Christopher Paolini has been featured in the March issue of wildly popular “Rolling Stone” magazine as one of four pop culture figures profiled, alongside the likes of Paul McCartney (The Beatles) and Danny McBride! The spread, which takes up almost five pages of the magazine, features an incredible photo of Christopher in his home state as well as an in-depth look at the man behind the series and the family which helped contribute to the book’s success.

The article is available in print everywhere magazines are sold, and we also have a summary of some of the article’s key (and extremely interesting) details and revelations available after the break, accompanied by two incredible photos from the issue. Keep reading for more!

The article contains a whole host of new information on Paolini and his family, including the role the entire Paolini family plays in the behind-the-scenes workings of the cycle, Christopher’s struggle with a then-undiagnosed thyroid disorder, a rune-encrypted journal, and more! Below are the article’s highlights:

  • Similar to the recent New York Times feature on Christopher, the Rolling Stone article goes into detail on the dragon decor Christopher has chosen to line his office with, including “a dragon coffee table, a dragon side table, a dragon sconce, a dragon shelf, a dragon clock, a dragon mirror, a dragon lamp, a dragon letter holder, a dragon bench and a dragon head mounted outside the door”
  • Christopher bought himself a three-and-a-half-foot broadsword made of high-carbon Damascus steel and etched with an elaborate calligraphic design, accompanied by a black leather sheath, as a gift to himself for finishing Book 4. The sword was purchased from the only custom sword store in NYC. “I hope never to have to duel, but if I do, I would trust my life to this sword.”
  • Christopher is quick to credit his family, whom have helped tremendously with all of the work that goes in to creating and curating such a successful series. “Paolini repeatedly emphasizes that he’s spearheading a team effort, with Mom fielding fan mail, Dad turning ‘the financial wheels,’ and sister acting as girl Friday, and all four editing.” (Girl Friday is defined as: “a female employee who has a wide range of duties, usually including secretarial and clerical work”)
  • “According to Paolini, he and Angela, a petite woman with intelligent dark eyes and a fantastic nest of dark, springy curls, have their own near-telepathic bond, not unlike Eragon and his dragon.”
  • “A set of djembe drums rests against one wall. ‘Who plays the drums?’ I ask. ‘Oh, we all do,’ Paolini says with a shrug.”
  • The Paolini family watches a movie or television show together each night while eating dinner.
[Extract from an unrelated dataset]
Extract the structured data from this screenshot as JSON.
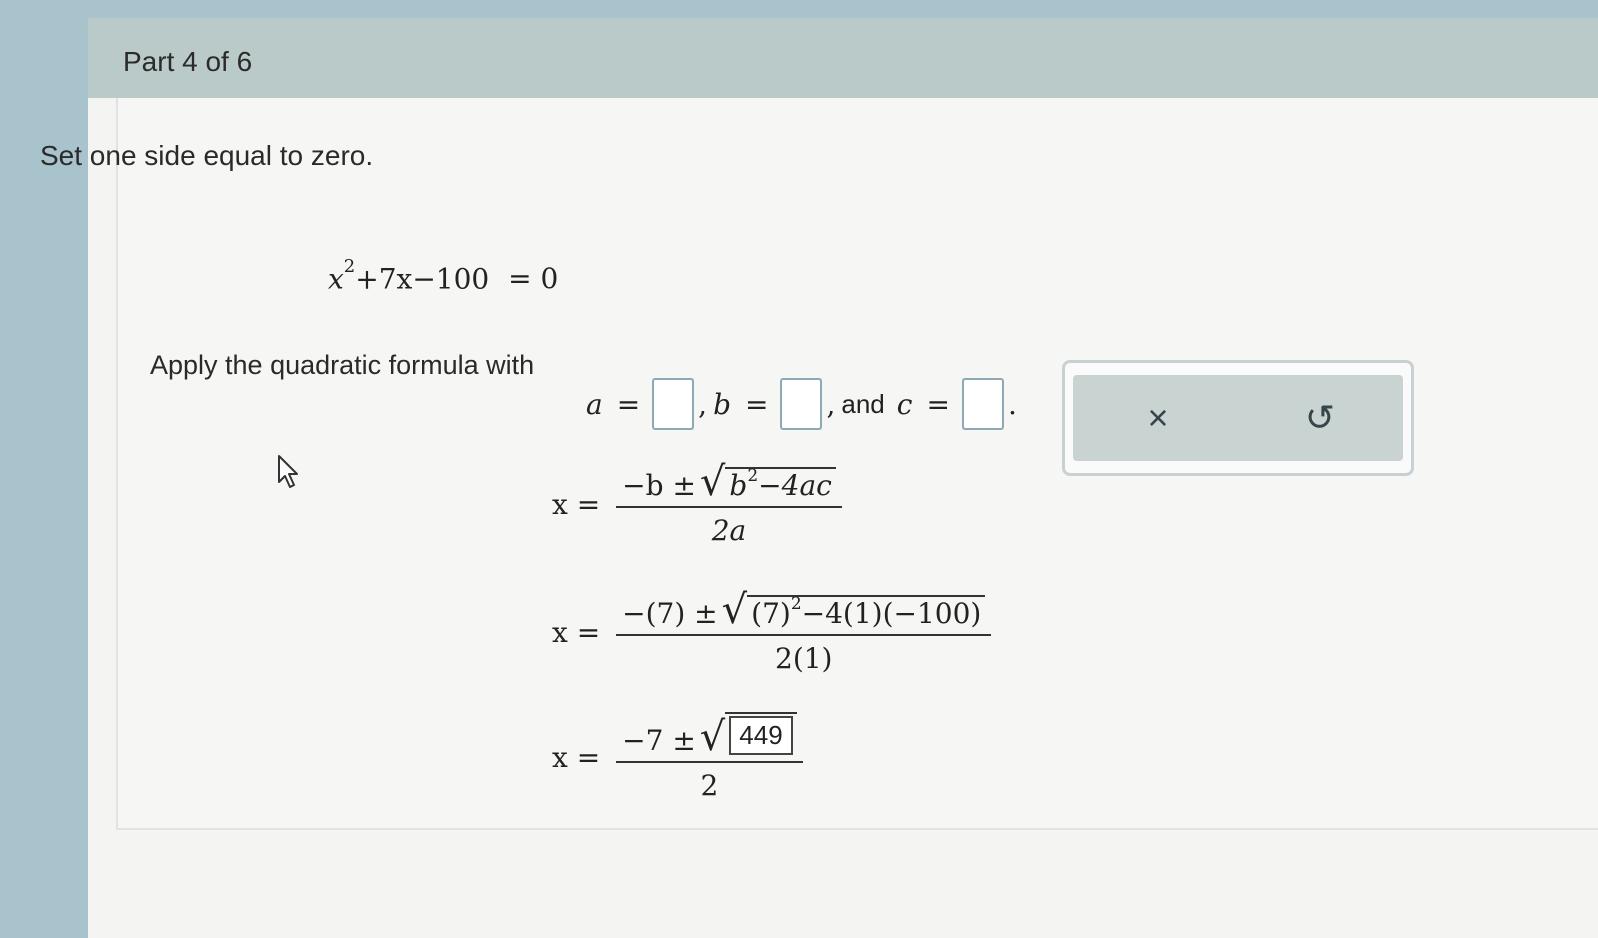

The night before the Rolling Stone reporter’s visit, the family had watched Il Bidone, following the film up with “Transformers: Dark Side of the Moon”.
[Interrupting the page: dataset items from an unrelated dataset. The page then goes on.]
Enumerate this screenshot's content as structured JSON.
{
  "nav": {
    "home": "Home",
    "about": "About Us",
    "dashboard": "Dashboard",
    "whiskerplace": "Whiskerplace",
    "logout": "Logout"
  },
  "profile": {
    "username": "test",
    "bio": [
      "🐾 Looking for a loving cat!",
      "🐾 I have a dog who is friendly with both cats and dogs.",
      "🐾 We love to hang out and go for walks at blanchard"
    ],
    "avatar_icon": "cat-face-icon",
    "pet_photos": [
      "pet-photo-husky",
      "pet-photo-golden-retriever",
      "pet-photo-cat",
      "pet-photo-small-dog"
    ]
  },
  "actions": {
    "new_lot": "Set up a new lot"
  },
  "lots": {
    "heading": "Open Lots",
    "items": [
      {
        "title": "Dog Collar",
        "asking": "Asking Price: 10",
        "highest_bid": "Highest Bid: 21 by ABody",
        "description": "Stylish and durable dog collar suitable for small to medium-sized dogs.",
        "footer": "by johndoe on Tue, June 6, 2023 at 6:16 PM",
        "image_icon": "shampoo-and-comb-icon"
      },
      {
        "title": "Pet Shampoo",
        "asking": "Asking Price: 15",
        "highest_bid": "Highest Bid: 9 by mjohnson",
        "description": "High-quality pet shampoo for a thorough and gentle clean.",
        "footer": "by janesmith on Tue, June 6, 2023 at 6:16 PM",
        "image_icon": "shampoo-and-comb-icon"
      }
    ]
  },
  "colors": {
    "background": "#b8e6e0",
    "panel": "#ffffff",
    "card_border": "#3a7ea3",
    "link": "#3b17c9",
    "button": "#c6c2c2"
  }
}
  • The article details the family’s time with CUT before leaving the church to forge a new life in Montana. The family’s experiences with CUT can be found as minor influences throughout the Inheritance cycle.
  • Christopher discusses the two forges and the underground lair, similar to a Hobbit hole, that he created out of boredom after graduating from high school (through American School, a distance learning home schooling program) before beginning work on Eragon.
  • Christopher had been accepted to Reed college but chose to defer attending in favor of promoting Eragon (then still self-published)
  • Christopher keeps a journal which he has encrypted “in runes”
  • “The writing of Inheritance was excruciating for [Christopher]. He was mainlining coffee and chocolate, grinding out only 350 words a day. It turns out he was suffering from an undiagnosed thyroid disorder, and he still seems drained from the ordeal.”